Try running your program in the CPU Emulator with Animation set for Program Flow and the speed set to Fast.
Does that behavior look like what you want (in terms of the program flow -- don't worry about what does and does not appear on the Screen).
Now reset the program and single step through it. Does that program flow seem reasonable?
Remember, this program should run indefinitely. If you start it running and then wait five minutes you should have a completely white screen. If you then hold down a key and wait five minutes, you should have a completely black screen. If you then release the key and wait five minutes, you should have a completely white screen again. You should be able to repeat this over and over as long as you want.
Your code has a lot of hard coded jump targets. This is very bad style. Why do you want to jump to the 29th line? A comment telling the reader that you are going to the 29th line is completely useless -- it's trivial so see that the two instructions
@29
D;JEQ
will go to the 29th line if D is equal to 0.
The comment should indicate WHY you are performing the jump.
Now consider what happens if you need to put a couple of instructions at the beginning to initialize some variable that you add, or you remove an instruction from near the beginning that turns out isn't needed.

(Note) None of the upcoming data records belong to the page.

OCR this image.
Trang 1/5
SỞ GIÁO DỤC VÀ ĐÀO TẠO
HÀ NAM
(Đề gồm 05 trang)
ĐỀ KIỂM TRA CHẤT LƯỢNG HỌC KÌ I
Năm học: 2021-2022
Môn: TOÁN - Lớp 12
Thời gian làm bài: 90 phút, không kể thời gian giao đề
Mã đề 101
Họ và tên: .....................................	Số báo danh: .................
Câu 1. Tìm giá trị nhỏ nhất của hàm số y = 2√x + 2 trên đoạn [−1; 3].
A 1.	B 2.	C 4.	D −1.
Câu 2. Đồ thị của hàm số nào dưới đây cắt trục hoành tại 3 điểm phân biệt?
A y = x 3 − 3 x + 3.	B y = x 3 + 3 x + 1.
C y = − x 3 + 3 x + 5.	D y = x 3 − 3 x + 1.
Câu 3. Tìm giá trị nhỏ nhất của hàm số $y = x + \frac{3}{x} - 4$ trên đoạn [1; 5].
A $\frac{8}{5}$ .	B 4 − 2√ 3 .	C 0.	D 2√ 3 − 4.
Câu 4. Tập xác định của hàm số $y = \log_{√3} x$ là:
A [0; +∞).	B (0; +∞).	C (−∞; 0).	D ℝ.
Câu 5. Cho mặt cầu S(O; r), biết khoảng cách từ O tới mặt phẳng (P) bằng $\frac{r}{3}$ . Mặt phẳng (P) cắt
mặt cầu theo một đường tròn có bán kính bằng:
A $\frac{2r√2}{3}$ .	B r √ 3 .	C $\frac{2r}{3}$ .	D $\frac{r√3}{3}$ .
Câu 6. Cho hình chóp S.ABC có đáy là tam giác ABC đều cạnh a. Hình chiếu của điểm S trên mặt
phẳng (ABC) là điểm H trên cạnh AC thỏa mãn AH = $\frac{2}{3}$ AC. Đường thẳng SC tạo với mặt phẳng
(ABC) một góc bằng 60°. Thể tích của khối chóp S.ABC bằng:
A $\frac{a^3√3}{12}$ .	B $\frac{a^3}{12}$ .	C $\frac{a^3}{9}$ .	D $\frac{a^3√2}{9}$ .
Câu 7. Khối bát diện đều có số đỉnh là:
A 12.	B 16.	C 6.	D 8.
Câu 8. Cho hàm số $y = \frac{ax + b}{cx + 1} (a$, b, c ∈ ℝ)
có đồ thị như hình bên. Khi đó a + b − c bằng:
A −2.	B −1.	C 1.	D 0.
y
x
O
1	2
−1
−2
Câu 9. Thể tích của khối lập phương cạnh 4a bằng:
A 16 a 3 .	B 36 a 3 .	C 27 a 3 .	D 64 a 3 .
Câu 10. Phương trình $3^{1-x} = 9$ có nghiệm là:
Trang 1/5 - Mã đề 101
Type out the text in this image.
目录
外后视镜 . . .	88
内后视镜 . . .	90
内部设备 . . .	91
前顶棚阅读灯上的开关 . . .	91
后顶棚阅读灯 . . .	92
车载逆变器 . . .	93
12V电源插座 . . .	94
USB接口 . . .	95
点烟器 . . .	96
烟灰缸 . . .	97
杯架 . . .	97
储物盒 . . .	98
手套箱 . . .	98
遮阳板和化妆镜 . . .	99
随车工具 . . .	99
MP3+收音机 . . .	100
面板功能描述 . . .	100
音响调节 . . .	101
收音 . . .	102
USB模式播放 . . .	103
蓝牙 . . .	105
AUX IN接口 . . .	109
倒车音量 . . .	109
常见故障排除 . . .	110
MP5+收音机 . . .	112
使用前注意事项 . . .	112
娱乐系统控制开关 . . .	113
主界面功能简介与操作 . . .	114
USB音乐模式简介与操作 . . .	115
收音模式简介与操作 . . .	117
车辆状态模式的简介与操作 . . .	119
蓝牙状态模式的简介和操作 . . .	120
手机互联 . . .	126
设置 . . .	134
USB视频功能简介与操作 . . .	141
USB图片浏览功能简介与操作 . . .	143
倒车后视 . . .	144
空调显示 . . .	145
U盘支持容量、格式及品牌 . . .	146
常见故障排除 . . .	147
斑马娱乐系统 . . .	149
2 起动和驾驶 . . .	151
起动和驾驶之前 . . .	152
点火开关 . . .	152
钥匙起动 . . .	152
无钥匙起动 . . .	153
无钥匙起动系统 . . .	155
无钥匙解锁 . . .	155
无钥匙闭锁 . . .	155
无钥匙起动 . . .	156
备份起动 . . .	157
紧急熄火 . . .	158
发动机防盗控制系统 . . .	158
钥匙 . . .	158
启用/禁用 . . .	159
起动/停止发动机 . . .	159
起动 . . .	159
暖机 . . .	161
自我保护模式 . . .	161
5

Would still want to go to the 29th line? No -- you want to go to the 29th line (which is actually the 30th line since the first line is line 0) because that is were the beginning of some code that does something is located. So put a meaningful label just before that line of code and then load that label into the A register instead of a hard-coded number. That not only makes the code much, much more readable, but it also let's the assembler keep track of what the correct line number is as you modify your code.
To underscore this point, what line to you THINK this code jumps to when it jumps to 29? I'll wager that it's not the line you wanted it to jump to.
It looks like you also need to understand the difference between labels and variables.
The ONLY label you have in your entire program is END. Everything else you have is a variable. Labels are defined using the parens.
(END)
@END
0;JMP // infinite loop
The assembler will make one pass through the code and keep track of the address that each instruction will end up at. In the case of your code, it will get down to the (END) line and it knows that the next instruction will end up at address 55 in the program ROM. So it associates the symbol "END" with the value 55.
On the second pass, when the instructions are actually generated, it replaces each instance of "END" with the number 55, so this code snippet becomes
@55
0;JMP
The first pass only identifies which symbols are labels and associates a number with each of them. On the second pass, when a symbol is encountered, the assembler looks in the list it produced during the first pass to see if that symbol is there. If it is, then it replaces it with the associated value. If it isn't, the assembler assumes it is a variable and adds that symbol to the list and associates it with a memory location in RAM. The first variable it encounters it puts at RAM address 16 and subsequent variables get put at successively higher RAM addresses.
So the first two lines of your code:
@LOOP
@R24576
are seen as just two variables (since neither has an associated label) and in the rest of the code "LOOP" will be replaced with the number 16 and "R24576" will be replaced with the number 17. So your first few lines of code:
@LOOP
@R24576
D=M // D=M[24576]
@29
D;JEQ // if D == 0, goto 29th line
@6
0;JNE // if D != 0, goto 6th line
become
@16
@17
D=M
@29
D;JEQ
@6
0;JNE
So, your program is not going to look at the keyboard buffer, but rather is going to look at the value stored in M[17] and make it's decision based on that.
You also have predefined symbols, such as SCREEN and KBD are already associated with 16384 and 24576 accordingly, so when you want to refer to the beginning of the screen memory or to the keyboard buffer, use these symbols. It will make your code much more readable.
Deal with these issues and see how far you can get.
As for whether it's possible to do the program without a nested loop, not really. But your approach will end up with three loops nested together, while it can be done in two. Remember that while we think of the screen as consisting of rows and columns, the entire screen memory is simply a block of RAM addresses starting at SCREEN.
Keep in mind that efficiency isn't the goal for this project -- any program that meets the specifications is acceptable. Having said that, it is educational to see how few instructions you can get the code down to. It can be done with no more than 19 instructions (I can't rule out that it can be done with fewer).